Coordinating suppliers worldwide for specialized applications brings its own challenges. Aligning design, sourcing, and production is critical to meeting time-to-market expectations in fast-moving sectors such as cloud infrastructure and generative-AI deployment, where rack designs are refreshed on 12-18 month cycles. Standex Edge’s role increasingly sits at this intersection.

Every OEM should be considering how to balance design priorities such as efficiency, reliability, and cost. No single parameter can be optimized in isolation. Rosano explains: “[Standex Edge’s] goal is to find the sweet spot, from not only our components, but to guide our partners to make those best choices.” This ensures the best architectural choices, with every micro-component pushing the boundaries of what’s possible in data center performance.

The impact of AI

AI adoption is putting unprecedented demand on data centers. According to the International Energy Agency, it’s driving up electricity use in accelerated servers by 30% per year. This growth increases pressure on power-conversion efficiency and on architecture tuned for AI processing. A modern GPU training cluster can draw more power in a single rack than an entire row of CPU servers a decade ago, which is why incremental percentage gains in magnetic efficiency translate directly into deployable compute density.

At the same time, AI will likely play an increasing role in transformer design. As in other markets, there are opportunities for AI to streamline the iterative loops of magnetic design winding configuration, Dowell-based AC resistance optimization, core loss prediction with improved Generalized Steinmetz Equation (iGSE) models, and finite-element-based leakage extraction. “Engineering expertise won’t be replaced, but we want AI to help find our customers a faster, better, and higher fidelity solution, which is ultimately our end goal.”

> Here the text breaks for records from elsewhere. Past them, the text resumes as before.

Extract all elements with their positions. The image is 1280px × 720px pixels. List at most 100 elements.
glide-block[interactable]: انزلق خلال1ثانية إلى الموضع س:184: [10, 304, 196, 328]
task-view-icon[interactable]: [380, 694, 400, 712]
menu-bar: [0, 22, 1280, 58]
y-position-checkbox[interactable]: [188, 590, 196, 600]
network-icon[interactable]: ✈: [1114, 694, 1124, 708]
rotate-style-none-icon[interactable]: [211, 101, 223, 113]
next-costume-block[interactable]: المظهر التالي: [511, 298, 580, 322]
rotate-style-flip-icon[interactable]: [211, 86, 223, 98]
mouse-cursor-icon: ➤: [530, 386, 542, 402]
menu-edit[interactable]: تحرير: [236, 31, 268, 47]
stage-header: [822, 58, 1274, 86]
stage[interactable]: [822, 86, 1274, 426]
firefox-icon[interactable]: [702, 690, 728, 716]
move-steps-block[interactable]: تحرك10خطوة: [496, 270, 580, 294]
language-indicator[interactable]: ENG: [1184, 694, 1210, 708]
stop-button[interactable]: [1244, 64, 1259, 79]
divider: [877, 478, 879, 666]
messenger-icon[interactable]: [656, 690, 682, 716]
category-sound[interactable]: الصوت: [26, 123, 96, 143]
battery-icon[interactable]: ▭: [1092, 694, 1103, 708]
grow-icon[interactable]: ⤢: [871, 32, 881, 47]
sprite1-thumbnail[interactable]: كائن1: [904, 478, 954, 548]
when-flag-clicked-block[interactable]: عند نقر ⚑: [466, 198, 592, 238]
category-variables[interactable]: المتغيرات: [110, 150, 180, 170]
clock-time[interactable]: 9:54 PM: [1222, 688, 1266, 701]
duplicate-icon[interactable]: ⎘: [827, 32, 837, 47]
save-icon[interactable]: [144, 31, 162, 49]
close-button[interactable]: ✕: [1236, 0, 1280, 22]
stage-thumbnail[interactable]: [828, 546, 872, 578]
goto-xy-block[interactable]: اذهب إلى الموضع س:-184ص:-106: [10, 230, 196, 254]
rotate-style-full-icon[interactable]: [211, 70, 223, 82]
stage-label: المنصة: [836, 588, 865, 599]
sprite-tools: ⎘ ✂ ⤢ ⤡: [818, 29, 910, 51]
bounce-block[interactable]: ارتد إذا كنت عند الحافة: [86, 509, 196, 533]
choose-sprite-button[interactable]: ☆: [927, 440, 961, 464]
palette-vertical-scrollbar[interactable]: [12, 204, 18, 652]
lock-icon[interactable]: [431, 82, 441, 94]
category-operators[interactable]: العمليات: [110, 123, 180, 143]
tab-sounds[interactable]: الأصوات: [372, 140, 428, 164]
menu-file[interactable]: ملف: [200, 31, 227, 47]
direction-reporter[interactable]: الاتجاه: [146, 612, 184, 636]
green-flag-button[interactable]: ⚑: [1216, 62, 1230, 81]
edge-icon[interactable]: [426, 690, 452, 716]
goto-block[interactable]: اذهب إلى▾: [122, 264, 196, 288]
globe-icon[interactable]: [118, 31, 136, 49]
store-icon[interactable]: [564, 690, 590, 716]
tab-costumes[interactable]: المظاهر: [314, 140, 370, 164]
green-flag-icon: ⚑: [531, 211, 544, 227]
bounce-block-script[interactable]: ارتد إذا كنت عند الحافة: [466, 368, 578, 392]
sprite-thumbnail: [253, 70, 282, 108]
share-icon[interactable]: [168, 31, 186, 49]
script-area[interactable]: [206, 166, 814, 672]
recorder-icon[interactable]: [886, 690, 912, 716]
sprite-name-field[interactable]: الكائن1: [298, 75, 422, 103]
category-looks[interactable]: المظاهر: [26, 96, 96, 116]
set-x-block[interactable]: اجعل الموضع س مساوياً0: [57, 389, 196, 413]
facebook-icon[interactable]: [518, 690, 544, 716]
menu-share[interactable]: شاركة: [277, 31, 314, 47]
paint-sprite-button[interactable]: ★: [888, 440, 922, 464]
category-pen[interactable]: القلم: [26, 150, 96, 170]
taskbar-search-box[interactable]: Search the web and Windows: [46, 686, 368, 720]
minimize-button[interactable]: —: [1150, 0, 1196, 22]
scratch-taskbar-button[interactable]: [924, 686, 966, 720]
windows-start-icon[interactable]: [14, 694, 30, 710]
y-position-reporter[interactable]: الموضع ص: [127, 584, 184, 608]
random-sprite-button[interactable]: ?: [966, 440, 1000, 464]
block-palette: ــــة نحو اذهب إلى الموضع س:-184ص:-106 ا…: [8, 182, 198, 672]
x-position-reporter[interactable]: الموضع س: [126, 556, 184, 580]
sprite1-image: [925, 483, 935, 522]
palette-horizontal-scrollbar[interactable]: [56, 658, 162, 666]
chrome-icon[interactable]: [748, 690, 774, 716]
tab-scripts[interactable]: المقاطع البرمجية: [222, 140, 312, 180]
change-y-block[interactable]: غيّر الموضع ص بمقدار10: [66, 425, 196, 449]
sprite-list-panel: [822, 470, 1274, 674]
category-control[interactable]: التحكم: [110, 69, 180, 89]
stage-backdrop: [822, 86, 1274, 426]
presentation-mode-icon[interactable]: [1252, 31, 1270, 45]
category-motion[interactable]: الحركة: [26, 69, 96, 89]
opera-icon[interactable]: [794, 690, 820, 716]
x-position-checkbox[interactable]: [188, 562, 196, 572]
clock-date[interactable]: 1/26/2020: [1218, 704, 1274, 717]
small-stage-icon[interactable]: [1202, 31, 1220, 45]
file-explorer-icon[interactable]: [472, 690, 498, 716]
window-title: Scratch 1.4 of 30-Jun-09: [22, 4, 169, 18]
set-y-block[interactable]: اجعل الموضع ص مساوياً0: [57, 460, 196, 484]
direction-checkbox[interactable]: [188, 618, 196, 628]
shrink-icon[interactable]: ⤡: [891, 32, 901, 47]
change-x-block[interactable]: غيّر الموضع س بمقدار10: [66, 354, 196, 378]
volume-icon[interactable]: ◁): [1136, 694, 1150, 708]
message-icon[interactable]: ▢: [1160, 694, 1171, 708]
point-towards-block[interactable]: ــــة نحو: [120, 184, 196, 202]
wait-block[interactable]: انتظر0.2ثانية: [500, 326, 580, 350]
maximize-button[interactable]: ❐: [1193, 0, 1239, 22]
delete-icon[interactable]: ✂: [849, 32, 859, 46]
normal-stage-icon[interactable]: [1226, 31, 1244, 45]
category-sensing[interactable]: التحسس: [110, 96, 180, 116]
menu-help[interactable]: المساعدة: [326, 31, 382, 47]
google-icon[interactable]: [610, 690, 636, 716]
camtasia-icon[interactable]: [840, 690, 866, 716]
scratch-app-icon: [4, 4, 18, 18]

These tools can shorten design cycles. Rosano explains: “Standex Edge is actively deploying R&D, commercial and engineering resources to figure out how to grow alongside this market and develop differentiated products.” However, the experience and judgment of our specialists remain essential to ensure designs meet safety, reliability, and production requirements. This approach will help Standex Edge stay ahead of changing data center demands.